Luiz Armando Costa
 
No portal das transparências do governo estadual ontem registravam-se despesas de R$ 3 milhões e 862 mil com ações culturais no Estado de janeiro até agosto deste ano. Significam 0,06% dos R$ 6,1 bilhões gastos pelo governo no período.
 
Detalhe: esse valor das ações culturais é contabilizado como indenizações e ressarcimento de verbas do Ministério da Cidadania, aplicados em pontos de cultura. Ou seja, ressarcidos. O dinheiro aplicado vai sair do Ministério. De verbas próprias do Estado, não há qualquer investimento. Zero.
 
Dito isto, não haveriam, certamente, razões ponderáveis para o malabarismo retórico empregado pelo Secretário da Indústria e Comércio (responsável pela agência que cuida das ações culturais da administração) eleger-se coordenador do Conselho de Políticas Culturais do Estado. Um conselho popular dos artistas.
 
Se como Secretário conseguiu destinar à cultura apenas seis centavos de cada R$ 100 aplicados pelo governo (e ainda assim recurso federal), obriga-se a demonstrar como o fará diferente, agora como não só representante do governo. Mais: como teria conseguido eleger-se pela categoria (e o perfil dos eleitores) com esse desempenho e o que credenciaria a mais.
Filosófica e politicamente, é como se, na práxis que expõe, trocasse de mãos (ou se apropriasse deles) os papéis de sujeito e objeto. Negando que na cultura, o objeto depende ou está constituído do próprio sujeito. Alheio à interferência do Estado na sua produção.
 
É como se captasse a coisa apenas sob a forma de objeto ou de contemplação. Um bibelô em mãos, um fetiche. Não concebendo a atividade humana cultural de modo subjetivo. Não deu certo na Alemanha de Goebbels como não dará no Brasil de Bolsonaro, onde se identificam as pegadas dessa tentativa primitiva de atrelar produção cultural a projetos ideológicos.
 
Aliás, ideologia que o Secretário, muito coerente, não se atém em demonstrar apenas nas ações de governo, mas nas redes sociais, como é público. E a arte é livre por natureza. A maneira como o Secretário é afetado a comandar o conselho por si só demonstraria suas intenções de uma imprecisão larga.
 
A decisão de eleger-se (sem o aval dos artistas e com tantas objeções), ainda que democrática, expõe o falseio da análise de percepção. Ele passa a exercer o papel de uma figura que não pertenceria ao fundo.

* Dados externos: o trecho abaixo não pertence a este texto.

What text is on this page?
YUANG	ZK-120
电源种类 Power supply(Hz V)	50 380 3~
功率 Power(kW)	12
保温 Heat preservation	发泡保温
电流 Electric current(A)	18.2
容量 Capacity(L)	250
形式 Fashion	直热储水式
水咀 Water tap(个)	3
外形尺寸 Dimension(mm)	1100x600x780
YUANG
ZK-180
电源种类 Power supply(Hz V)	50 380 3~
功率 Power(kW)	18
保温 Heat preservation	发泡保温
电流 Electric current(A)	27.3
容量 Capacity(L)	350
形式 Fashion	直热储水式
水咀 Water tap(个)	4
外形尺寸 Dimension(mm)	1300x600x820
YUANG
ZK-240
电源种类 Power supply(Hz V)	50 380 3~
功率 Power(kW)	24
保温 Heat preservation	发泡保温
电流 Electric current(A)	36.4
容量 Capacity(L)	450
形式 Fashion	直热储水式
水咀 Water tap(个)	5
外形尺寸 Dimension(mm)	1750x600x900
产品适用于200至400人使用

E como se essa sensação objetivasse ser o próprio fundo e não apenas a figura sobre ele.
 
Ademais, fora o setor cultural o objetivo, o bom senso e a razão indicariam o contrário: a exclusão de um representante do governo no comando do conselho. Dado que governos se movem por políticas públicas sazonais, modificadas a cada quatro anos. E a arte está dentro de cada artista sem a necessidade de eleição. Intervenção permanente.
 
O governo tem tempo ainda para voltar atrás. A correr o risco de ser comparado ao fiasco nacional de cultuo de ideologias e crenças limitantes no trato da cultura. E, claro, receber de parte da sociedade o conceito de um governo arbitrário e retrógrado. 
 
Um paradoxo para um Estado criado a partir de uma luta por liberdade e independência dos coronéis goianos. E a partir de uma proposta de um tocantinense das barrancas do rio Araguaia. De outro modo: os tocantinenses não seriam defensores da liberdade apenas por serem produtos de uma luta libertária.